Alan Knipe: Lloy zawsze będzie brany pod uwagę
- Moją pracą jest skompletowanie najlepszej drużyny złożonej z najlepszych zawodników jakich mam do dyspozycji, więc jeśli Lloy zechce nam pomóc na Igrzyskach, na pewno zostanie wzięty pod uwagę – mówi szkoleniowiec reprezentacji USA, Alan Knipe.
PlusLiga: W turnieju finałowym Ligi Światowej rozegraliście tylko 3 mecze wygrywając jeden z nich. Taki wynik chyba nie jest dla Pana satysfakcjonujący?
Alan Knipe: Oczywiście. Jestem zawiedziony, że ten turniej skończył się dla nas w ten sposób. Liczyliśmy na dużo więcej, ale z drugiej strony trafiliśmy do bardzo trudnej grupy, w której każdy zespół miał niemal takie same szanse na awans dalej. Oczekiwania były duże, ale skończyło się tak, a nie inaczej. Mieliśmy swoje szanse w tym turnieju – w obu przegranych spotkaniach wygrywaliśmy pierwsze sety, ale później nasza gra załamywała się. Jest jeszcze wiele do poprawienia, ale to tak naprawdę były dla nas pierwsze rozgrywki, w których zespół wystąpił w takim składzie. Mamy nowego rozgrywającego, który z meczu na mecz grał coraz lepiej. Są więc również powody do małego optymizmu. Opuszczaliśmy ten turniej wiedząc o sobie dużo więcej. Ten krótkoterminowy cel jakim było wygranie Ligi Światowej nie został zrealizowany i tym jesteśmy zawiedzeni, ale trzeba też spojrzeć na ten turniej perspektywicznie.
- Na jednej z konferencji prasowych podczas turnieju finałowego w Gdańsku David Lee powiedział, że choć nie udało się wam awansować do półfinałów Ligi Światowej, to drużyna zmierza we właściwym kierunku. Zgadza się Pan z tym stwierdzeniem?

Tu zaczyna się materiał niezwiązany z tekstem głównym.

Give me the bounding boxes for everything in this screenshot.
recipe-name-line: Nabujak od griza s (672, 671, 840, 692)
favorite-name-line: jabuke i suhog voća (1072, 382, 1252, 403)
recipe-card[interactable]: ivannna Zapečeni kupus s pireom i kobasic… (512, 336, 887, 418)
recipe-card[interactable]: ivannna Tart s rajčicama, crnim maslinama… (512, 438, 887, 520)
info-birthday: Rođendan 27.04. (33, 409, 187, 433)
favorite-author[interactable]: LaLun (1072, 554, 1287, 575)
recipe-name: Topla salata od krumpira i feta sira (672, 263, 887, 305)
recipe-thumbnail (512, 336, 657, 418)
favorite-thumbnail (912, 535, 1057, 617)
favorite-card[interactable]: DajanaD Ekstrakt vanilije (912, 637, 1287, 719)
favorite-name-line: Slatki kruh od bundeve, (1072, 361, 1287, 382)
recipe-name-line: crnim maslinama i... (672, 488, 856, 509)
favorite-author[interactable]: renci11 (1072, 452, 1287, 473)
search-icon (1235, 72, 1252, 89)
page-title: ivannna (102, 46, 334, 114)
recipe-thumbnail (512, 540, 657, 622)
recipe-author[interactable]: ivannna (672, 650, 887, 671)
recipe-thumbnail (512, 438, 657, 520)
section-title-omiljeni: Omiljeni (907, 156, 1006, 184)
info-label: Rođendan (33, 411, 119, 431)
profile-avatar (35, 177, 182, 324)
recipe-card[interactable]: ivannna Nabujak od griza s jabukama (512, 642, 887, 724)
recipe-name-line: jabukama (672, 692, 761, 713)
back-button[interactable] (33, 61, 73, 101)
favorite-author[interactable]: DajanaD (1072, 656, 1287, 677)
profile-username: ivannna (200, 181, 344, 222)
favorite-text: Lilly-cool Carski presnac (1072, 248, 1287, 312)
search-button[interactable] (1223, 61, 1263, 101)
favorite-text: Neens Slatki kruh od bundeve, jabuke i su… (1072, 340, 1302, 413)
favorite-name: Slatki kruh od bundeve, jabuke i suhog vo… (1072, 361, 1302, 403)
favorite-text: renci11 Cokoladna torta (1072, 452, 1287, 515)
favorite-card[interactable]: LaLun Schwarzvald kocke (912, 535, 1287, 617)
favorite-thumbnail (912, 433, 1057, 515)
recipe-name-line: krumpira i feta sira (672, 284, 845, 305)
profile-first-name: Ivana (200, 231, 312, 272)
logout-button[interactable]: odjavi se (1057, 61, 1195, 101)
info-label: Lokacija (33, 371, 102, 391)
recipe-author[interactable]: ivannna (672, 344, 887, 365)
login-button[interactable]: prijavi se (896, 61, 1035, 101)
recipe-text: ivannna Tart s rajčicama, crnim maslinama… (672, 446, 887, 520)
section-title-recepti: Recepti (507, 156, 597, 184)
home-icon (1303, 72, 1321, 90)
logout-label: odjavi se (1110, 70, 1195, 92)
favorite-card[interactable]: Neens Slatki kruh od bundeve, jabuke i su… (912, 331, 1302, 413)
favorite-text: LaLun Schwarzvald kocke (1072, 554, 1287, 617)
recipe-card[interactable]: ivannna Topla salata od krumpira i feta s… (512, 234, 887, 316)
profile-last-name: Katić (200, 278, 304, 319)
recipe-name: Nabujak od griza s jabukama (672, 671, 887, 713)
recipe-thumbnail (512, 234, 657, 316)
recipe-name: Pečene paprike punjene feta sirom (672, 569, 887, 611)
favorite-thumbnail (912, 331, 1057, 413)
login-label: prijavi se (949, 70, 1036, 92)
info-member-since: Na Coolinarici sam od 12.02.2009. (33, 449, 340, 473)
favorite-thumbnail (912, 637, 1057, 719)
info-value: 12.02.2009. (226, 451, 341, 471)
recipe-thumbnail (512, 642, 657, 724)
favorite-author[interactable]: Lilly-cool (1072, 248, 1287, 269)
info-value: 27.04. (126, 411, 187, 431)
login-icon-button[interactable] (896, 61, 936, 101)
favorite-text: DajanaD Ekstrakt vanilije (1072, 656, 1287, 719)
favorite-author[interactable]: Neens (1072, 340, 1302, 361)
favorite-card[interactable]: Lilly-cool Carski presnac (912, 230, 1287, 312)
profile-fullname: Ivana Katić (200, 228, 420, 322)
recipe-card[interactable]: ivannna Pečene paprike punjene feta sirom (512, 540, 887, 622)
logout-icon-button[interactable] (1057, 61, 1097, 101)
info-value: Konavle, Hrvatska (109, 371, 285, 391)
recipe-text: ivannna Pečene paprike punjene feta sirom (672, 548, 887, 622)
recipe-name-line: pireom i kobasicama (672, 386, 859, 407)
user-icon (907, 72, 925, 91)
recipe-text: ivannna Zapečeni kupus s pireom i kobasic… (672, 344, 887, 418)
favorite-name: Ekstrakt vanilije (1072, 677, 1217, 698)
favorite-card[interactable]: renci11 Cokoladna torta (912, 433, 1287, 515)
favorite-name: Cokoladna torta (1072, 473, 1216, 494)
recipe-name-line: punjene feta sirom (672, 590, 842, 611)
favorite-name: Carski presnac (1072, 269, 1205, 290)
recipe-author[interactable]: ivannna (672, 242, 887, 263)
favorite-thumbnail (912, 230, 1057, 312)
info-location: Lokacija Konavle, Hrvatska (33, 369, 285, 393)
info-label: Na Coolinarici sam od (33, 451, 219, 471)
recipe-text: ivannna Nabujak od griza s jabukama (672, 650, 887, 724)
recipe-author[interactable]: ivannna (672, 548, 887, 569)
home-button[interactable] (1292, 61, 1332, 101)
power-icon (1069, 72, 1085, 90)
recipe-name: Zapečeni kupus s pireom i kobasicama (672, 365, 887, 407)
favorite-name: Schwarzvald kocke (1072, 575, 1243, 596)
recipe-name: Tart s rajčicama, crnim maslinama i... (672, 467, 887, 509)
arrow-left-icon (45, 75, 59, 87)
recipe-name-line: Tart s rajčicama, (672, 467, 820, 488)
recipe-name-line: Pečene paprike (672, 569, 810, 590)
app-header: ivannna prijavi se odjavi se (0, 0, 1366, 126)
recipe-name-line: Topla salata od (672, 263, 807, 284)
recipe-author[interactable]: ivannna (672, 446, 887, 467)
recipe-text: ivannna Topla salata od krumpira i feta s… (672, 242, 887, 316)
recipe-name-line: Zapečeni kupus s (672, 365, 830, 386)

- W zupełności się z nim zgadzam. W Gdańsku mieliśmy swoje wzloty i upadki – nasza gra nie była stabilna, ale co najważniejsze chyba wreszcie zaczynamy rozumieć co ma przedstawiać sobą ten zespół w tym składzie, a nie wracać wciąż do przeszłości. Złoty medal olimpijski był czymś wspaniałym, ale ta drużyna musi teraz znaleźć swoją własną tożsamość.
- W pamięci wielu wciąż jednak pozostaje ta ekipa z 2008 roku, która wygrywała Igrzyska Olimpijskie. W przyszłym roku będziecie bronić tego złota jednak już w zupełnie innym składzie.
- To wspaniale, że wszyscy mają wobec nas wysokie oczekiwania i chcą porównywać naszą drużynę do tej, która wygrała olimpijskie złoto, ale rzeczywistość jest zupełnie inna. Przez dwa i pół roku nie byliśmy tym zespołem, nawet nie zbliżyliśmy się do tego, co prezentowała tamta drużyna. Myślę jednak, że możemy w przyszłości stać się ekipą podobną do tej z 2008 roku. Część zawodników, którzy wywalczyli to złoto, wróciło do tej reprezentacji, mamy kilku nowych graczy i sądzę, że z tej mieszanki może powstać fajna drużyna – z własnym charakterem.
- Dlaczego zdecydował się Pan postawić na Briana Thorntona w kwestii pierwszego rozgrywającego? Czemu nie np. Donal Suxho?
- Tuż przed turniejem finałowym Ligi Światowej Donald doznał lekkiej kontuzji, a Kevin Hansen wciąż nie był w 100% gotowy do gry. Te dwie sytuacje dały szansę wykazania się Brianowi i myślę, że ze swojego zadania wywiązał się bardzo dobrze. To przyszłość naszej drużyny.
- Mówi się o tym, że na Igrzyska Olimpijskie do zespołu może wrócić Lloy Ball, który zdecydował się na grę w Uralu Ufa, mimo że wcześniej zapowiadał koniec kariery. Co Pan o tym sądzi?
- To bardzo interesująca sprawa, bo wszyscy sądziliśmy, że Lloy faktycznie pójdzie już na emeryturę. Lloy jest najlepszym rozgrywającym na świecie i w dodatku jest Amerykaninem, co dla nas jest plusem. On zawsze jest brany pod uwagę, ale czy zechce wrócić – tego nie wiem. Wiadomo jednak, że Lloy nie będzie grał wiecznie. Moją pracą jest skompletowanie najlepszej drużyny złożonej z najlepszych zawodników jakich mam do dyspozycji, więc jeśli Lloy zechce nam pomóc na Igrzyskach, na pewno zostanie wzięty pod uwagę.